Recently, many users have noticed that ChatGPT has started to “remember” your preferences and frequently used information, so you don’t have to explain everything from scratch each time. This change comes from updates to ChatGPT’s memory feature and its accompanying controls: it will notify you when a memory is saved, and it also lets you view, delete, or turn it off at any time. Below, in the most straightforward way, we’ll explain what ChatGPT’s memory feature can do and how to keep privacy under control.
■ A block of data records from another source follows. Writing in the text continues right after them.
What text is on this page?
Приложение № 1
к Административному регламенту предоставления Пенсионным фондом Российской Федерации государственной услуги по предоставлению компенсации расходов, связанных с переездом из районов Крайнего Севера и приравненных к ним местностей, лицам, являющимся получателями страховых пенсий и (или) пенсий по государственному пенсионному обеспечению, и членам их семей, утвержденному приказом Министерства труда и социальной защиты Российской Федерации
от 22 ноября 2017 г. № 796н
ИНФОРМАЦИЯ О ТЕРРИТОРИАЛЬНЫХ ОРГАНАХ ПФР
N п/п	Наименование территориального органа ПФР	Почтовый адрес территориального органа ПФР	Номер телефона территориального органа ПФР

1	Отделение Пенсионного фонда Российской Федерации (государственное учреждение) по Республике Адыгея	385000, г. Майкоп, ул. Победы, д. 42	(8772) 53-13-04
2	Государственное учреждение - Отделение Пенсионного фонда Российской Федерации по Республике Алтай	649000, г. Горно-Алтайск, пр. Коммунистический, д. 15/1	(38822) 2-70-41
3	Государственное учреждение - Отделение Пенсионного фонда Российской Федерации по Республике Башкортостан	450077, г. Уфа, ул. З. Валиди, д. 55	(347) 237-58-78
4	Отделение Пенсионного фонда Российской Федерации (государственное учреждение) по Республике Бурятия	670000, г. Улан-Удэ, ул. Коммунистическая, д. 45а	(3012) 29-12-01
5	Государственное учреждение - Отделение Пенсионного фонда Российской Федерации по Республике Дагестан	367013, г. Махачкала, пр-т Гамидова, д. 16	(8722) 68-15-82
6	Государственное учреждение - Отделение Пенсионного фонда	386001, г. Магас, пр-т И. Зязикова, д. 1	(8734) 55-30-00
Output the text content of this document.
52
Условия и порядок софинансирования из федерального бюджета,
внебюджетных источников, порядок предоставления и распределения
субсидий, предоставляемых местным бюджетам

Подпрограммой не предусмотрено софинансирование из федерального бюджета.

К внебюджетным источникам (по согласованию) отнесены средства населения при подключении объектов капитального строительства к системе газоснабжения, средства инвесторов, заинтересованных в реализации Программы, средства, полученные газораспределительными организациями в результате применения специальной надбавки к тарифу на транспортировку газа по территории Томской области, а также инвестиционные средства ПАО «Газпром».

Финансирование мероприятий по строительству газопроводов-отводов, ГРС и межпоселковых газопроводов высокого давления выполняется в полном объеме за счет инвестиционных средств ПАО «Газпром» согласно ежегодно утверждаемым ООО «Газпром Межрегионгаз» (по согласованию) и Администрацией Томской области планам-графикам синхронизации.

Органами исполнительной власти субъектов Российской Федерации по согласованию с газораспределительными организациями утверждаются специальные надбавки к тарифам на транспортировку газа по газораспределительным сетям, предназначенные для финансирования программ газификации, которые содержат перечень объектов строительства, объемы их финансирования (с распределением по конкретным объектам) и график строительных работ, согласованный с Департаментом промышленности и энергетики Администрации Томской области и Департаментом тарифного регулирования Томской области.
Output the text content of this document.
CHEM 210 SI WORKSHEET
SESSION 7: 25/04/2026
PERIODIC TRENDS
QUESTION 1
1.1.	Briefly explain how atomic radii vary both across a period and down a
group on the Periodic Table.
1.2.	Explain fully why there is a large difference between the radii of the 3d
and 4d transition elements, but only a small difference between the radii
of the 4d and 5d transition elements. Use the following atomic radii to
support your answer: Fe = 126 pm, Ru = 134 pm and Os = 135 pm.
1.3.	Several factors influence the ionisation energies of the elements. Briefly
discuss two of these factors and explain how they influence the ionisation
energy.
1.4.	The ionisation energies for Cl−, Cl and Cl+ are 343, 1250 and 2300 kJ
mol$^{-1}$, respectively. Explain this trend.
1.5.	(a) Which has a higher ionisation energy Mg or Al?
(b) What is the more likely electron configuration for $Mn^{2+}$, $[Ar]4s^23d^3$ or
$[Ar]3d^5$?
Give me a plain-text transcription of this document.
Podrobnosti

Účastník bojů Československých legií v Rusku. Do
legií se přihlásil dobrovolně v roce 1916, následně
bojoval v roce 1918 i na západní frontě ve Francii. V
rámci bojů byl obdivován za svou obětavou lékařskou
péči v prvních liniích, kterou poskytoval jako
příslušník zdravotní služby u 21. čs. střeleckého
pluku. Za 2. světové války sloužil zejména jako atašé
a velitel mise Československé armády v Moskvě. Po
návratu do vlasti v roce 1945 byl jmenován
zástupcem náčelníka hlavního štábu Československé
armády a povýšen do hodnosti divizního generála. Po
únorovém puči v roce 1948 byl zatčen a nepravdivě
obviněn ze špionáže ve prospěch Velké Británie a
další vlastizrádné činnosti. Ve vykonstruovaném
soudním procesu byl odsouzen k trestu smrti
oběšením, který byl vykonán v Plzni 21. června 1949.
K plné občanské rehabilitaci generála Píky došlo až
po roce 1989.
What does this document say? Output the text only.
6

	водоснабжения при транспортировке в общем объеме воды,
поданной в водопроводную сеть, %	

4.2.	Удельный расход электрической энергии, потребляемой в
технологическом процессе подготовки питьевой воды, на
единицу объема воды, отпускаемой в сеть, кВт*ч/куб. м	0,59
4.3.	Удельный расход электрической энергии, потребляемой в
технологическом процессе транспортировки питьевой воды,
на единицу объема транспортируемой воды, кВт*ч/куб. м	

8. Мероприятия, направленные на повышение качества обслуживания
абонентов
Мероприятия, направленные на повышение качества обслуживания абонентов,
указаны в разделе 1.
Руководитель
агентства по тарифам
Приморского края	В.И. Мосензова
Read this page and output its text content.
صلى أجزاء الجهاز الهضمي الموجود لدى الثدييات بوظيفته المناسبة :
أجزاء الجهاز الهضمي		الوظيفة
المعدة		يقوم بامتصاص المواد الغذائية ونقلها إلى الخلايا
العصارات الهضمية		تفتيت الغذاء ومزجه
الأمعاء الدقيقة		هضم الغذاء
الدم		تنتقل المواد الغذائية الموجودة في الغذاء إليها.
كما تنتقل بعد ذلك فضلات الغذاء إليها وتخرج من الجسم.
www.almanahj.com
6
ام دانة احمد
What ChatGPT Memory Actually Remembers—and What It Doesn’t
The core of ChatGPT’s memory feature is “saving useful preferences,” such as how you like to be addressed, your writing style, your work role, and common formatting requirements. It’s more like long-term preference settings, rather than treating every line of chat as a permanent record. According to OpenAI, ChatGPT will proactively notify you when it updates memory, so you’re not having preferences saved without your knowledge.
If you want ChatGPT to keep responding in a consistent way in future conversations—such as always using tables or a specific tone—the memory feature can be a clear time-saver. But when it comes to sensitive information, it’s best to treat anything “that can be remembered” as input you need to vet yourself, rather than something to hand over to ChatGPT by default.
How to View, Delete, and Turn Off Memory in ChatGPT
ChatGPT offers more granular controls: you can see what it currently remembers, and you can delete items one by one, instead of only clearing everything with a single click. More importantly, you can turn off ChatGPT’s memory feature at any time so that future conversations won’t write new memories. For temporary tasks or conversations where you don’t want preferences stored, turning memory off can feel more reassuring.
In practice, you can manage it in Settings under the options related to “Memory.” When ChatGPT prompts “Memory updated,” you can also click in and check whether anything should be deleted. If you want to confirm what it remembers, you can simply ask ChatGPT—but for the most reliable reference, the memory list in the settings page is the one to trust.